For simple streaming, select the Stream template. This creates a FIFO channel with a single writer and a single reader. When selected, LabVIEW places a Channel Writer endpoint on the diagram. You can then right-click the destination terminal to create a matching Channel Reader endpoint. The resulting code is incredibly clean:

Running this revised program reveals it too can display acquisition results in real-time, yet its block diagram is significantly simpler than its queue-utilizing counterpart.

When setting up Channel Wires, you can also select the endpoint style. The basic style reads/writes single elements. Other styles include batch endpoints (reading/writing arrays of elements at once) and cancelable endpoints (which include abort terminals). Below is an example using batch endpoints:

Messengers

While a Stream channel is strictly point-to-point, a Messenger channel supports multiple writers and readers, allowing many loops to write to the same channel. For example:

Running this program demonstrates the simultaneous acquisition and display of data from both channels:

Messenger channels can also be used to feed data back to prior steps, creating an asynchronous feedback loop:

This behaves similarly to a Feedback Node, but since Channel Wires are asynchronous, the feedback path can loop outside the structure, connecting different nodes or loops without blocking.

Event Messengers

An Event Messenger is a specialized channel that automatically fires a User Event whenever data is written to it. This allows you to handle incoming channel data directly inside an Event Structure, making it a perfect fit for event-driven architectures.

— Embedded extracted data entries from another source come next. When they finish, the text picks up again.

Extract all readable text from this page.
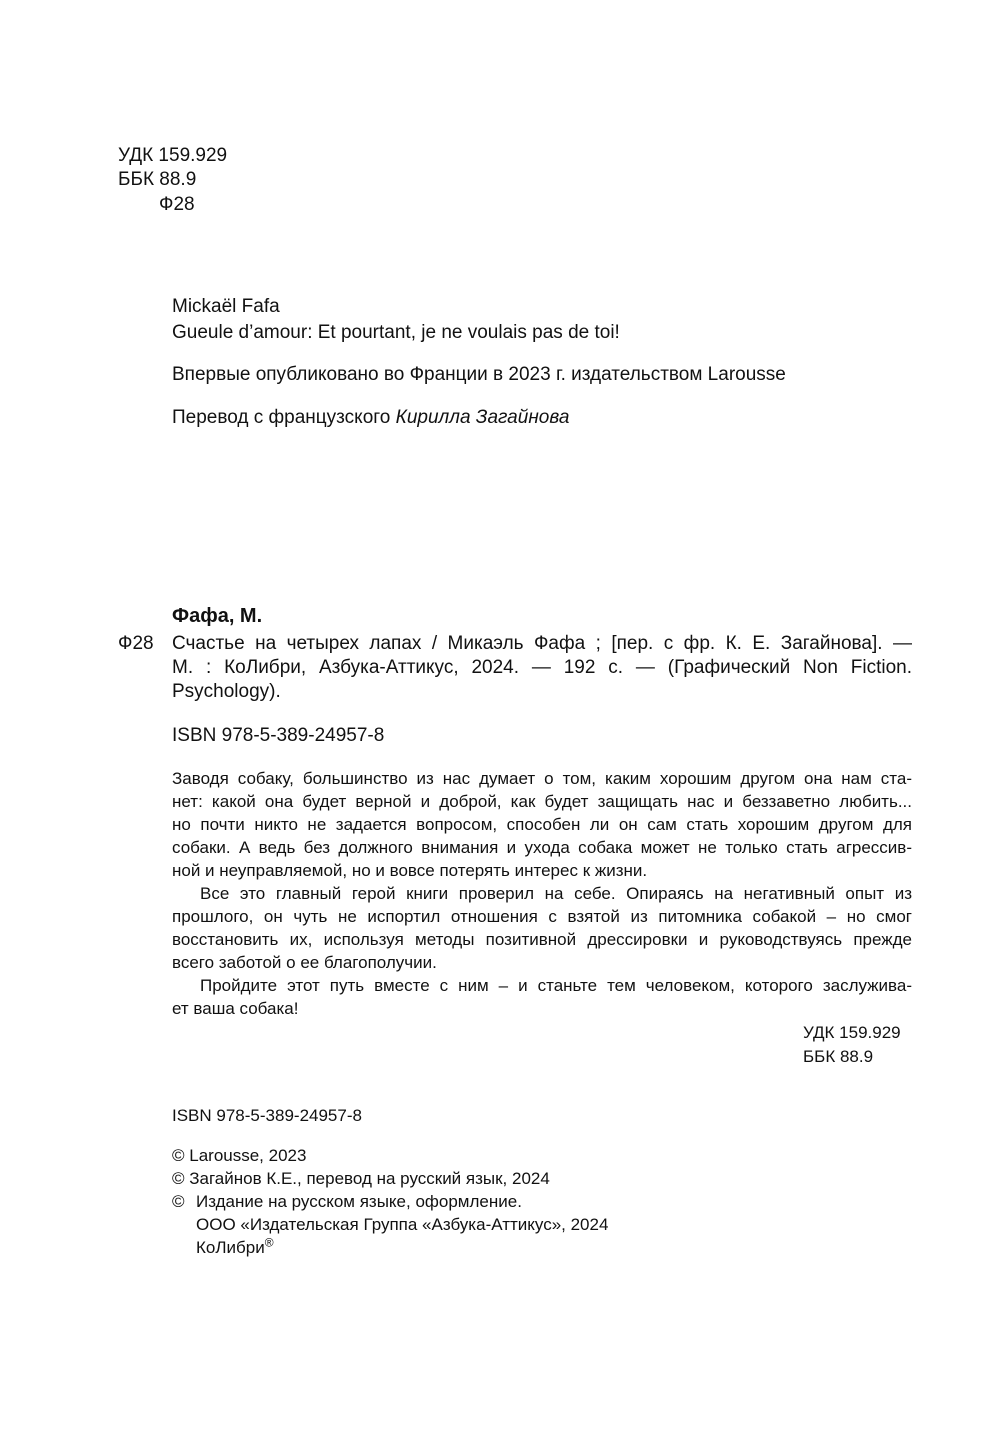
УДК 159.929
ББК 88.9
Ф28
Mickaël Fafa
Gueule d’amour: Et pourtant, je ne voulais pas de toi!
Впервые опубликовано во Франции в 2023 г. издательством Larousse
Перевод с французского Кирилла Загайнова
Фафа, М.
Ф28 Счастье на четырех лапах / Микаэль Фафа ; [пер. с фр. К. Е. Загайнова]. —
М. : КоЛибри, Азбука-Аттикус, 2024. — 192 с. — (Графический Non Fiction.
Psychology).
ISBN 978-5-389-24957-8
Заводя собаку, большинство из нас думает о том, каким хорошим другом она нам ста-
нет: какой она будет верной и доброй, как будет защищать нас и беззаветно любить...
но почти никто не задается вопросом, способен ли он сам стать хорошим другом для
собаки. А ведь без должного внимания и ухода собака может не только стать агрессив-
ной и неуправляемой, но и вовсе потерять интерес к жизни.
Все это главный герой книги проверил на себе. Опираясь на негативный опыт из
прошлого, он чуть не испортил отношения с взятой из питомника собакой – но смог
восстановить их, используя методы позитивной дрессировки и руководствуясь прежде
всего заботой о ее благополучии.
Пройдите этот путь вместе с ним – и станьте тем человеком, которого заслужива-
ет ваша собака!
УДК 159.929
ББК 88.9
ISBN 978-5-389-24957-8
© Larousse, 2023
© Загайнов К.Е., перевод на русский язык, 2024
© Издание на русском языке, оформление.
ООО «Издательская Группа «Азбука-Аттикус», 2024
КоЛибри®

Other Types of Channel Wires

  • One Element Stream: A point-to-point stream with a buffer size of 1. If the buffer is full, the writer blocks until the reader consumes the element (synchronous handshaking).
  • Lossy Stream: A stream that discards the oldest data if the buffer fills up, preventing the writer from blocking.
  • Tag: A lossy channel with a buffer size of 1. Readers always get the latest value written, similar to a local variable.
  • Accumulator Tag: A numeric tag channel that adds incoming values to the existing value in the buffer rather than overwriting it.

Advantages and Disadvantages of Channel Wires

Channel Wires offer a clean, visual alternative to queues, eliminating the boiler-plate code of creating, passing, and destroying refnums. However, they also introduce challenges: because they look like standard wires but violate dataflow rules (flowing asynchronously in/out of structures), they can confuse developers who are not familiar with them. Understanding dataflow is the key to mastering LabVIEW, and Channel Wires require a shift in how you trace code execution.